Home > Other > Nothing to Lose, Everything to Gain > Page 3
Nothing to Lose, Everything to Gain Page 3

by Ryan Blair

I’ll never forget the day I pulled up to the gates of Robert’s beautiful, upscale neighborhood in my ’78 Toyota Corolla station wagon. One of the security guards recognized me; his name was Terry, and he ran one of the few legitimate businesses in my old neighborhood. We’d bring him our recyclables to weigh, then he’d give us a voucher for the supermarket.

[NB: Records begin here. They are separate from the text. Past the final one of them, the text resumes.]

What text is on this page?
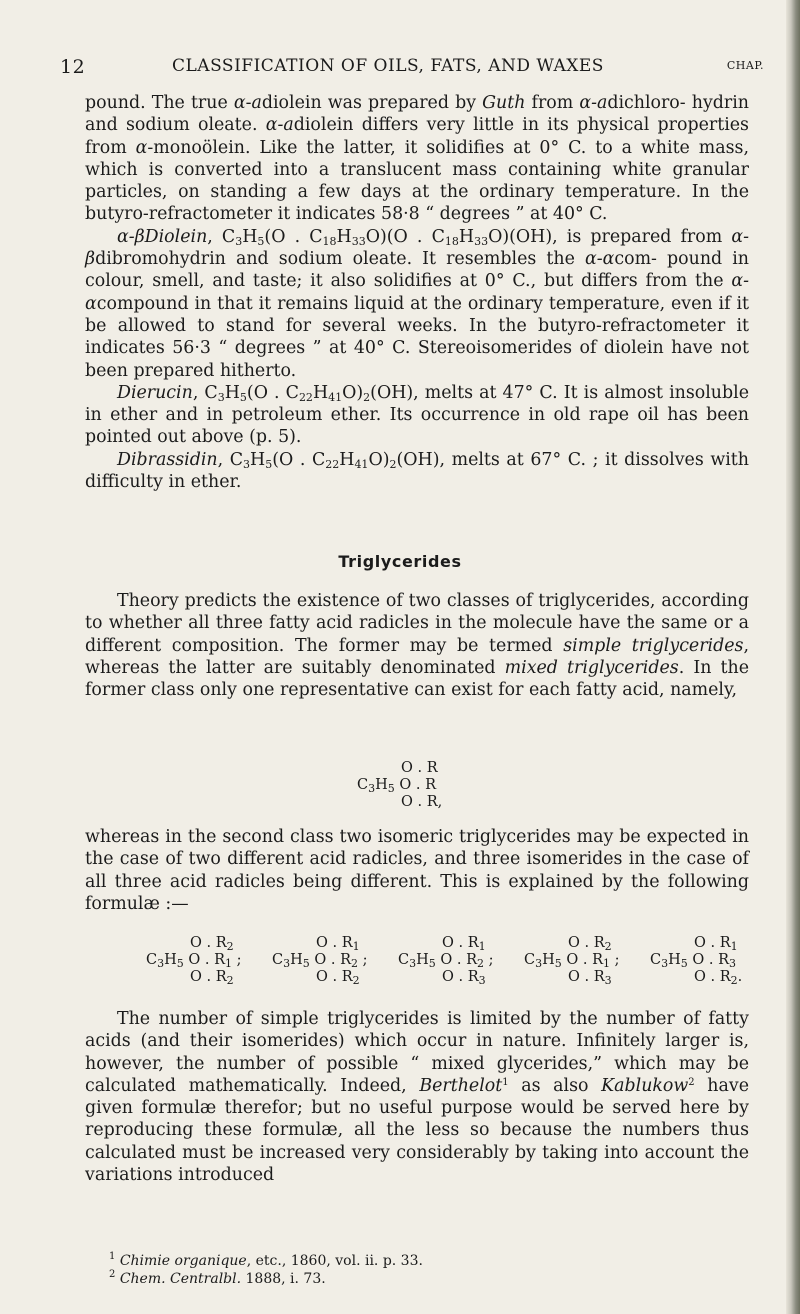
12	CLASSIFICATION OF OILS, FATS, AND WAXES	CHAP.

pound. The true α-adiolein was prepared by Guth from α-adichloro- hydrin and sodium oleate. α-adiolein differs very little in its physical properties from α-monoölein. Like the latter, it solidifies at 0° C. to a white mass, which is converted into a translucent mass containing white granular particles, on standing a few days at the ordinary temperature. In the butyro-refractometer it indicates 58·8 “ degrees ” at 40° C.

α-βDiolein, $C_3H_5(O$ . $C_{18}H_{33}O)(O$ . $C_{18}H_{33}O)(OH)$, is prepared from α-βdibromohydrin and sodium oleate. It resembles the α-αcom- pound in colour, smell, and taste; it also solidifies at 0° C., but differs from the α-αcompound in that it remains liquid at the ordinary temperature, even if it be allowed to stand for several weeks. In the butyro-refractometer it indicates 56·3 “ degrees ” at 40° C. Stereoisomerides of diolein have not been prepared hitherto.

Dierucin, $C_3H_5(O$ . $C_{22}H_{41}O)_2(OH)$, melts at 47° C. It is almost insoluble in ether and in petroleum ether. Its occurrence in old rape oil has been pointed out above (p. 5).

Dibrassidin, $C_3H_5(O$ . $C_{22}H_{41}O)_2(OH)$, melts at 67° C. ; it dissolves with difficulty in ether.

Triglycerides

Theory predicts the existence of two classes of triglycerides, according to whether all three fatty acid radicles in the molecule have the same or a different composition. The former may be termed simple triglycerides, whereas the latter are suitably denominated mixed triglycerides. In the former class only one representative can exist for each fatty acid, namely,

O . R
$C_3H_5$ O . R
O . R,

whereas in the second class two isomeric triglycerides may be expected in the case of two different acid radicles, and three isomerides in the case of all three acid radicles being different. This is explained by the following formulæ :—

O . $R_2$
$C_3H_5$ O . $R_1$ ;
O . $R_2$
O . $R_1$
$C_3H_5$ O . $R_2$ ;
O . $R_2$
O . $R_1$
$C_3H_5$ O . $R_2$ ;
O . $R_3$
O . $R_2$
$C_3H_5$ O . $R_1$ ;
O . $R_3$
O . $R_1$
$C_3H_5$ O . $R_3$
O . $R_2$.

The number of simple triglycerides is limited by the number of fatty acids (and their isomerides) which occur in nature. Infinitely larger is, however, the number of possible “ mixed glycerides,” which may be calculated mathematically. Indeed, Berthelot$^1$ as also Kablukow$^2$ have given formulæ therefor; but no useful purpose would be served here by reproducing these formulæ, all the less so because the numbers thus calculated must be increased very considerably by taking into account the variations introduced

$^1$ Chimie organique, etc., 1860, vol. ii. p. 33.
$^2$ Chem. Centralbl. 1888, i. 73.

  “What the hell are you doing here?” Terry grumbled at me as I slowed my car. I told him I lived there now. “Get the hell out of here! You don’t live here,” he said.

  I grinned, assured him that I really did live there, and then added, “You work for me now.” He laughed. As he waved me through the gate, I realized just how much my entire life had changed.

  Looking around me, I started to observe how people lived—not when they were burglarizing cars for a living, and not when they were only pretending to have a lot of disposable income, but how people who were legitimately wealthy lived. I realized that it all came down to the work they put into themselves and their professions. I realized they had a system, too. A system of wealth that was unlike the system that ran the streets.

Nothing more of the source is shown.